– И вы летели из-за такой ерунды? Из-за подписи? Могли бы позвонить да и только.
Он всегда тяготился формальностями, этот удивительный человек. После афишной премьеры «Часовщика» на банкете в Доме актера Андрей Алексеевич грустил, глядя на торжество.
– Вы недовольны спектаклем? – спросил я Попова.
– Нет культуры пития! – ответил учитель.
Он не был трезвенником, но пошлости не терпел. Однажды на сборе труппы ведущая дама театра затеяла бурную склоку. Владимир Сошальский пытался юмором потушить костер, но не достиг цели. Скандал разрастался. Андрей Алексеевич сидел за столом президиума, обхватив голову двумя руками, затем поднялся и сдавленно прошептал на весь зал:
– Вы что? Это ж театр!
И все притихли, увидев слезы в его глазах.
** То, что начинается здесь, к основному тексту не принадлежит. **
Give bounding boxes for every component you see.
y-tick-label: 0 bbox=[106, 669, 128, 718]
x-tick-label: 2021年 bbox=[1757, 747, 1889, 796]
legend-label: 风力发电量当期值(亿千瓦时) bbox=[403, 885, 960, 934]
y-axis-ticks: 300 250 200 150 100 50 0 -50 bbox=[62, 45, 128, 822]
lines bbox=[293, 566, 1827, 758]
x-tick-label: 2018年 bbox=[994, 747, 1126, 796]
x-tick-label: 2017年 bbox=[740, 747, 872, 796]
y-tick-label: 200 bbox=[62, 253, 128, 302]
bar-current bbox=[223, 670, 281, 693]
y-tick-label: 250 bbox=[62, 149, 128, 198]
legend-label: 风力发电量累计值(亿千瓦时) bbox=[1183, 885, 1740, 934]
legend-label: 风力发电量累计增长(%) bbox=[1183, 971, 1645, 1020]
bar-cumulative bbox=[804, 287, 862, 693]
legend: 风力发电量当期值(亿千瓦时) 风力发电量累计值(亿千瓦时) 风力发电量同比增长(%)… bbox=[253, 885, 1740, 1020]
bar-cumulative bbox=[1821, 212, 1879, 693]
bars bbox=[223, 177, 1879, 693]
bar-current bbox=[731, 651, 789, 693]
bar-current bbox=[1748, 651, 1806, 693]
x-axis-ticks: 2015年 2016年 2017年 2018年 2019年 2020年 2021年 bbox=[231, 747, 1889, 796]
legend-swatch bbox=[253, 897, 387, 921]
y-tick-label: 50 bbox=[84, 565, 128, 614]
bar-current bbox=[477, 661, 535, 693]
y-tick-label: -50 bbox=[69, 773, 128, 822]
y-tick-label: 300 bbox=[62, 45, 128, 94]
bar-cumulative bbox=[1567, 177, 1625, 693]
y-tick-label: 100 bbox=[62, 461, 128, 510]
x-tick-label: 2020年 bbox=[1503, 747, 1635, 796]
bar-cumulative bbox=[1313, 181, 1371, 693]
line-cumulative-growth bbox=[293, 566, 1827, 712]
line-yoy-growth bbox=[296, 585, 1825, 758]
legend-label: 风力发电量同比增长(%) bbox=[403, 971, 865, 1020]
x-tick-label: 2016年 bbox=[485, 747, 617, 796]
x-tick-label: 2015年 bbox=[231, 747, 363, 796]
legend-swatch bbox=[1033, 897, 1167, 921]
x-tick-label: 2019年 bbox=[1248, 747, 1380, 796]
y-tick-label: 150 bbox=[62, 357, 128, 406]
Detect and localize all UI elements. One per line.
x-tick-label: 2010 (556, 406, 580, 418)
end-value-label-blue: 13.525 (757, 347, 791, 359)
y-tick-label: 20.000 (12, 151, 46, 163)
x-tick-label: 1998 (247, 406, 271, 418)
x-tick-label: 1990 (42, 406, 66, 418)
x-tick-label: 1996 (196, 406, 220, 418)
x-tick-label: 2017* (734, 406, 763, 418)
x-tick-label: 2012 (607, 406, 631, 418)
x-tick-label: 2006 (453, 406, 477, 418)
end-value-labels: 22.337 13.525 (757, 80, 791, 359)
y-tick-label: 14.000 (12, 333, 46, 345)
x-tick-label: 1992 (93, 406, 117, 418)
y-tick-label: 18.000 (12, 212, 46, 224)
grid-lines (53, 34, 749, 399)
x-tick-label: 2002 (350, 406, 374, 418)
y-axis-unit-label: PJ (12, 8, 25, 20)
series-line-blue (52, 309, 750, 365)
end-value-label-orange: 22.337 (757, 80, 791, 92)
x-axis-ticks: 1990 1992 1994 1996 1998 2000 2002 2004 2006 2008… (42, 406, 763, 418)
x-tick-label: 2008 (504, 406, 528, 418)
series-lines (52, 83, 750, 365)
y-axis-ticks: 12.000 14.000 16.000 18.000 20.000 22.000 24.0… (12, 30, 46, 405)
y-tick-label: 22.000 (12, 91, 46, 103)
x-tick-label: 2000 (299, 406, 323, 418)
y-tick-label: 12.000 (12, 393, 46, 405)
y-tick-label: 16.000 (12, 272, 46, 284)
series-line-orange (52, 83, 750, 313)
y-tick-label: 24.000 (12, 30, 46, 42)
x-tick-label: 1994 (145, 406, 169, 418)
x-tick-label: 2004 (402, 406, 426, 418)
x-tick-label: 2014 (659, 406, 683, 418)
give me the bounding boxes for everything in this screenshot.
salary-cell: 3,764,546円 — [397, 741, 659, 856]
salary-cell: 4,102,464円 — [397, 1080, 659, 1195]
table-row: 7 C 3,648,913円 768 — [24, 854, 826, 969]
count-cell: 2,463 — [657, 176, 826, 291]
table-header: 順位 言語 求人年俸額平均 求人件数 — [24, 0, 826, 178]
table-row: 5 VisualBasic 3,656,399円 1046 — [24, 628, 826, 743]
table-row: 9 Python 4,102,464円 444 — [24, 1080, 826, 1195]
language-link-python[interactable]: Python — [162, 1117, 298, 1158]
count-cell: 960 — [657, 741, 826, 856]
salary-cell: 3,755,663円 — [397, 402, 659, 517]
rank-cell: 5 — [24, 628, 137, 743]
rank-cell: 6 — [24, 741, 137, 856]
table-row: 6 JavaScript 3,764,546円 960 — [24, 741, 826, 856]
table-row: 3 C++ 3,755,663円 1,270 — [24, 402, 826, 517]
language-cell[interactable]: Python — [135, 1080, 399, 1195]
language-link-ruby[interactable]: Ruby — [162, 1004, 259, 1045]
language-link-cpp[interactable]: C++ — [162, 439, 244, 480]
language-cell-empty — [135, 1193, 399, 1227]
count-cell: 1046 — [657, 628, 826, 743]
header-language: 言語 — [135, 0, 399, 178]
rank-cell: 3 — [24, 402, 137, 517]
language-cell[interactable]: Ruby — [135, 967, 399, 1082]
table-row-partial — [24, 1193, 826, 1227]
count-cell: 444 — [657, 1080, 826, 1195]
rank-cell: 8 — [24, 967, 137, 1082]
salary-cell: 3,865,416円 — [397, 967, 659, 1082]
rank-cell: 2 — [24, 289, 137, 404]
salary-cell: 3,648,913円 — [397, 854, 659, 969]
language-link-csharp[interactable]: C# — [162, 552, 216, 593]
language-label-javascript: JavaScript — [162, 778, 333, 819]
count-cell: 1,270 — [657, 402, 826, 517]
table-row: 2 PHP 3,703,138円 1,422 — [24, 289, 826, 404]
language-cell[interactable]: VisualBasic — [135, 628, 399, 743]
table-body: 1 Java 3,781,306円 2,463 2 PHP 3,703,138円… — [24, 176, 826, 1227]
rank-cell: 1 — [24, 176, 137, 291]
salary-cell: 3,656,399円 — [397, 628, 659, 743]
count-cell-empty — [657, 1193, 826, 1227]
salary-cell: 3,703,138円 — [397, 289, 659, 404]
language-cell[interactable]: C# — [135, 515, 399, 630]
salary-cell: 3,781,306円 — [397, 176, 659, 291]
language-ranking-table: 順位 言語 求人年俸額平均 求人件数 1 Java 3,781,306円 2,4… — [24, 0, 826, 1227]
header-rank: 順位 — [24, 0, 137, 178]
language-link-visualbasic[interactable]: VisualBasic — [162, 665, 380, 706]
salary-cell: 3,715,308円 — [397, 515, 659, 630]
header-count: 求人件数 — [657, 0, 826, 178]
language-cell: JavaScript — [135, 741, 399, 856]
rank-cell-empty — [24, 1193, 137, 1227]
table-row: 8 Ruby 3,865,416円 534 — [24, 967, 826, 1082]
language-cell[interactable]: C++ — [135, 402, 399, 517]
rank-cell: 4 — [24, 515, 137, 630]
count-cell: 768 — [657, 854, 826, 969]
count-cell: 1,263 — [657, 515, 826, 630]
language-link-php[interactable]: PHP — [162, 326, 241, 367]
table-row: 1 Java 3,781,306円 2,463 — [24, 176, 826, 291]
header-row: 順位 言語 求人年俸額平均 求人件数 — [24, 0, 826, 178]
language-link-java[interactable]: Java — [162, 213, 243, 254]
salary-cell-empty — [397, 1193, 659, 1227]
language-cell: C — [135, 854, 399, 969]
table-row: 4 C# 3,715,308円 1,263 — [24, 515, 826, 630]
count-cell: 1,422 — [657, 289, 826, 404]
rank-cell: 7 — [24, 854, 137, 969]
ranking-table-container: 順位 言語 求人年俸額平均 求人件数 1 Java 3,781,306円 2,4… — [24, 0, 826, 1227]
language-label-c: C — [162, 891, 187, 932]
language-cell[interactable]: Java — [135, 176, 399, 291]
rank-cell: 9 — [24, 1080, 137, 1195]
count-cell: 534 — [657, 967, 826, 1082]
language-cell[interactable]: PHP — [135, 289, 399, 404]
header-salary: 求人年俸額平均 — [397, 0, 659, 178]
Началась работа над «Каховским». Я буквально не видел белого света. Бывало, с утра машина увозила меня на киностудию, к двенадцати или к часу доставляла в театр на репетицию, потом опять на съемку, и опять в театр на спектакль. Перед началом зайдешь в парк ЦДСА, плюхнешься на скамейку, съешь с голодухи плитку шоколада «Золотой ярлык», который стоит комом в горле от частого употребления (зайти куда-нибудь поесть времени не хватает) и прямым ходом на пятый подъезд. Одеваться, гримироваться.
– Вам какой сапог подавать сначала? Левый или правый? Вам как привычнее? – спрашивала заботливая костюмерша.
– Все равно, – еле поворачивается в ответ язык.
Но выйдешь на сцену – и третье дыхание открывается, взмывает, влечет по волнам эмоций, ритмов и мизансцен. И ты, как пьяный, не ведаешь, что творишь. Словно кто-то ведет тебя, выворачивает изнутри, и ты подчиняешься и смотришь со стороны на себя. Куда ведут тебя и зачем?
– Женечка, не забудь пожалуйста, – стесняясь, напомнит Андрей Алексеевич.
А я опять ошибусь, неточно дам ему реплику, сам извинюсь, но на следующий раз снова сделаю ту же ошибку, будь она проклята! И он опять, стесняясь, напомнит, этот удивительный человек, мастер, учитель! Ни раздражения, ни упрека. И мне от этого до сих пор стыдно перед его смирением, и я не забыл, и пишу об этом.
– Если тебя плохо слышно, не кричи, говори еще тише, – посоветовал как-то Андрей Алексеевич. – Тогда все умолкнут и будут прислушиваться к тебе.
Репетиции «Каховского» тоже шли через этюды. Бесконечные, изматывающие этюды. Истерики, истерики, истерики. И хотя после «Часовщика» один рецензент писал обо мне, что я открыл новое амплуа «советского неврастеника», мне самому эта стимулируемая Хейфицем эмоциональная экзальтация никакого удовольствия не доставляла и не дарила открытий, только оскомину и усталость. Леонид Ефимович внушал исполнителям: декабристы такие же люди, как ребята с Марьиной Рощи (известного бандитского района Москвы). Я парировал, что если уж судить по районам, то скорее с Арбата. Такие ассоциации не казались мне убедительными. Может быть, Хейфиц и хотел вернуть в день сегодняшний героев декабря 1825 года, но, на мой взгляд, искал он не там. Природа любого восстания или революции в нетерпении, в поиске быстрых, простых решений, коротких путей. В результате путь удлиняется цепью личных трагедий, и, только пройдя через общественную «заморозку», через репрессии, человек раскаивается, смиряется и возвращается к Богу, от которого отошел.